В одном месте нашли мертвого русского витязя и признали было в нем великого московского князя — по золоченым сияющим доспехам и дорогому плащу. Но то был Михаил Бренок.
Потом донеслись голоса с левого края поля, где сражался полк, более других сегодня пострадавший. Но ошиблись и там, приняв за Дмитрия старшего из белозерских князей, Федора Романовича. И мудрено было не ошибиться: очень уж походил этот бездыханный мономашич на своего дальнего родственника — и лицом, и чернотой бороды, и телесной дородностью.
А в это время на противоположном, правом краю поля двое простых воинов подъезжали к опушке дубравы с намерением и тут поискать, потому что немало раненых старалось уйти с открытого поля и схорониться под защитой деревьев.

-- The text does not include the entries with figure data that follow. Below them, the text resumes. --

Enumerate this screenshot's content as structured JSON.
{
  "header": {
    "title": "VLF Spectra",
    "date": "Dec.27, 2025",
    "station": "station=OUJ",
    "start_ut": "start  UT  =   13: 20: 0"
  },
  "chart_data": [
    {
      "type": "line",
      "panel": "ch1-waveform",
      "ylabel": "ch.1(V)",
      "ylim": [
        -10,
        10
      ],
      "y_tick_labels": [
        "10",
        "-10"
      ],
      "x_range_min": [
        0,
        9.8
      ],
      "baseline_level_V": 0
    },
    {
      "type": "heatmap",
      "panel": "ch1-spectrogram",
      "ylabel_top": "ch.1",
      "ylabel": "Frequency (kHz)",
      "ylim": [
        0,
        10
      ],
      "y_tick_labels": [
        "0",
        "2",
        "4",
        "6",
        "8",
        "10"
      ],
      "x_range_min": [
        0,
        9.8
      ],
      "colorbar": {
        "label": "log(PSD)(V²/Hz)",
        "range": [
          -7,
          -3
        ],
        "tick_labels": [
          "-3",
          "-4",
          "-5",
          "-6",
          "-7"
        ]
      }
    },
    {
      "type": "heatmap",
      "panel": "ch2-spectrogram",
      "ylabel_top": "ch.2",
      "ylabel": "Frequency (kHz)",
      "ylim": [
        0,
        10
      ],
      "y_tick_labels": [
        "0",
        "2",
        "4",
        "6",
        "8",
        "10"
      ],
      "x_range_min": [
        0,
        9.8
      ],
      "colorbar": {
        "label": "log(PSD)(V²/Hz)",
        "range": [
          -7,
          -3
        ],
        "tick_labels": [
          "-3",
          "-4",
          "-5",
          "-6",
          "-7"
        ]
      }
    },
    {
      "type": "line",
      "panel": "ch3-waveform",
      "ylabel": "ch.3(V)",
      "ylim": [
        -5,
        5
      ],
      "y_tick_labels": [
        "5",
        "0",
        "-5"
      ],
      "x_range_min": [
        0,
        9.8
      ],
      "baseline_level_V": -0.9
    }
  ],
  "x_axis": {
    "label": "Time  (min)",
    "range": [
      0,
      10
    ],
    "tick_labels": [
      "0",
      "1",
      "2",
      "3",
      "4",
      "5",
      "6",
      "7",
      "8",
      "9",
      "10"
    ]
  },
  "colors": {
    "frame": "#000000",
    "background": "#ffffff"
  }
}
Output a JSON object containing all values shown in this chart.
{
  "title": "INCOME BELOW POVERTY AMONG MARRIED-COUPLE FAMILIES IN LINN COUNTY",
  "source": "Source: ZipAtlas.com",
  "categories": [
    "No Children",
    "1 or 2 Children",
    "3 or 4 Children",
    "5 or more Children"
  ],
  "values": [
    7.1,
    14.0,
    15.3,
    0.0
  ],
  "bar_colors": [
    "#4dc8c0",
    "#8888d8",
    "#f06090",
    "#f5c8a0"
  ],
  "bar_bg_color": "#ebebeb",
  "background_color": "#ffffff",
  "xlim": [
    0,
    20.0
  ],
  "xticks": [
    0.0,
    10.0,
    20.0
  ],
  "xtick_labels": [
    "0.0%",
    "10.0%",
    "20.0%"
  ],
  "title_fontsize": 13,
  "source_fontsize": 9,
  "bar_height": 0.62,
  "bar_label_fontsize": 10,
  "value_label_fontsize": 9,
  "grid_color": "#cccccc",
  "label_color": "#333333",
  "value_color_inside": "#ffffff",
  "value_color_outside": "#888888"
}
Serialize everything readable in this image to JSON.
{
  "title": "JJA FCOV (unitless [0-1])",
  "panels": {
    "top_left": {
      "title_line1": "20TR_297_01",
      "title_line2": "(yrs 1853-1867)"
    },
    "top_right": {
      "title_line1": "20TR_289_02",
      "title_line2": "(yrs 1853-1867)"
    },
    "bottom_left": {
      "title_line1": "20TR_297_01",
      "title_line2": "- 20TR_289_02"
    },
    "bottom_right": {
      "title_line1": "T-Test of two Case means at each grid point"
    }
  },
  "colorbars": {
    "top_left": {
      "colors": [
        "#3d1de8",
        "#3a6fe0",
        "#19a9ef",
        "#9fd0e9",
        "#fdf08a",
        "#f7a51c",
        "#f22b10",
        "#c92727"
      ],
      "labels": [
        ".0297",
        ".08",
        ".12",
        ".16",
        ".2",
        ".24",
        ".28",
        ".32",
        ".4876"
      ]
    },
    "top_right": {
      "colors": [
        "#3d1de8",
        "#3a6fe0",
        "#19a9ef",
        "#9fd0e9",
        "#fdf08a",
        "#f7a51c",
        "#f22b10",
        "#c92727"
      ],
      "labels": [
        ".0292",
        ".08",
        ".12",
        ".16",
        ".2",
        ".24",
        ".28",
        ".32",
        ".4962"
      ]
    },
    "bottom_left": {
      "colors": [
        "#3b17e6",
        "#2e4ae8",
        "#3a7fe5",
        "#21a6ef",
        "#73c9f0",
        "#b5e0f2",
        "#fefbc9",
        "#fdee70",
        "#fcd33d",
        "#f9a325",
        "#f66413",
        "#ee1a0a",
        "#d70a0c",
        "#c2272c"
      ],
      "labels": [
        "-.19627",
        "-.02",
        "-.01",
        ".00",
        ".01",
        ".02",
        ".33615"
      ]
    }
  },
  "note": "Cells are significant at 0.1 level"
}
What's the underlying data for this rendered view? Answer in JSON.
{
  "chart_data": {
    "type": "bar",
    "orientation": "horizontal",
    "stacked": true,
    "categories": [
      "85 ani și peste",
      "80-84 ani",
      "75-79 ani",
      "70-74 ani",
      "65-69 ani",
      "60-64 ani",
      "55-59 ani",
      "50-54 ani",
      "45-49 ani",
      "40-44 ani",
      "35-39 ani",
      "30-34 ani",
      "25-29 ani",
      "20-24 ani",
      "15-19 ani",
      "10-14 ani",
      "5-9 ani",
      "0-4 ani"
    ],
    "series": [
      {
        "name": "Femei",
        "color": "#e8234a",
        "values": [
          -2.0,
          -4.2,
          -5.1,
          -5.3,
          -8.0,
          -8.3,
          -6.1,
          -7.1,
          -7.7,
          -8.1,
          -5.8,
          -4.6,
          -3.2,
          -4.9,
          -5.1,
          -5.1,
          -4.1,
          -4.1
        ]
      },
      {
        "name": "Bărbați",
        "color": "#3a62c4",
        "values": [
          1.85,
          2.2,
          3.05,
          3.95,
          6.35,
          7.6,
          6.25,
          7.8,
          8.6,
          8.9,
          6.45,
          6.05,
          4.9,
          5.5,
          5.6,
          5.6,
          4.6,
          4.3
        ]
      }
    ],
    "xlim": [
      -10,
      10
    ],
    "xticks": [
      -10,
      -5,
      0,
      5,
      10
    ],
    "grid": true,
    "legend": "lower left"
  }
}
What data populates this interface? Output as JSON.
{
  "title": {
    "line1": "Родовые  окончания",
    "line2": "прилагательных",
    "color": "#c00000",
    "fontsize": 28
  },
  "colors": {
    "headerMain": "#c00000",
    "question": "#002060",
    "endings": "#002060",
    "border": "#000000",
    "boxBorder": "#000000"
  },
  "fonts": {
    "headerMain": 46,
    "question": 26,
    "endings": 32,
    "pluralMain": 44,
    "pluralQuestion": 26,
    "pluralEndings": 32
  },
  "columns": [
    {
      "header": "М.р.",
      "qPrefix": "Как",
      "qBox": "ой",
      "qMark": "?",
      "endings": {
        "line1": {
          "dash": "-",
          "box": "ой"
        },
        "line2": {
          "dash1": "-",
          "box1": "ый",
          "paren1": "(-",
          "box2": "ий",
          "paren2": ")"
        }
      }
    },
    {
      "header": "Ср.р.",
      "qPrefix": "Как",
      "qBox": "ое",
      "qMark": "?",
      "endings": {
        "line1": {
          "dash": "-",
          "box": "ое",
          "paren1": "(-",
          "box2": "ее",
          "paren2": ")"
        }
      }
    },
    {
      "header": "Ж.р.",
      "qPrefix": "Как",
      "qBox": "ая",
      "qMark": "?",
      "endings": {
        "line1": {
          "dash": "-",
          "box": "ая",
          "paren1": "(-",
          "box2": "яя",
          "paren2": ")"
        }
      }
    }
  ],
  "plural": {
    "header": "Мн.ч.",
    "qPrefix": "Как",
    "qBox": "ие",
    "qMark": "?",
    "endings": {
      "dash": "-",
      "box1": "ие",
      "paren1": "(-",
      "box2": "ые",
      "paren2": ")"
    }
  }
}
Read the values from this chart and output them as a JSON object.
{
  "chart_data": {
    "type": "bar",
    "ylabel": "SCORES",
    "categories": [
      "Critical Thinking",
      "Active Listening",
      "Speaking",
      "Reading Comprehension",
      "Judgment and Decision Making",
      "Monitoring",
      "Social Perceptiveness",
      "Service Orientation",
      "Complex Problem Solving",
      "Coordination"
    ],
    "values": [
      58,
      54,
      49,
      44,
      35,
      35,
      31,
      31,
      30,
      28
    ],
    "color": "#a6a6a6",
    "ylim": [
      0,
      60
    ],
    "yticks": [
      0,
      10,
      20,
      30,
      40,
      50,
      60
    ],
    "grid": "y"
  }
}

Одного такого ратника они вскоре увидели. Он лежал под свежесрубленным березовым деревцем; похоже, что кто-то, помогший ему сюда добрести, сначала уложил его, а потом подрубил дерево, чтобы оно своей листвой прикрыло раненого от чужих глаз. Воины спешились, отодвинули ветви и наклонились над человеком. Он им был, безусловно, знаком, они видели его не раз, видели и сегодня. Доспехи его были иссечены и продавлены во многих местах, лицо в ссадинах. Кажется, это был великий князь московский и владимирский, и, кажется, он еще дышал.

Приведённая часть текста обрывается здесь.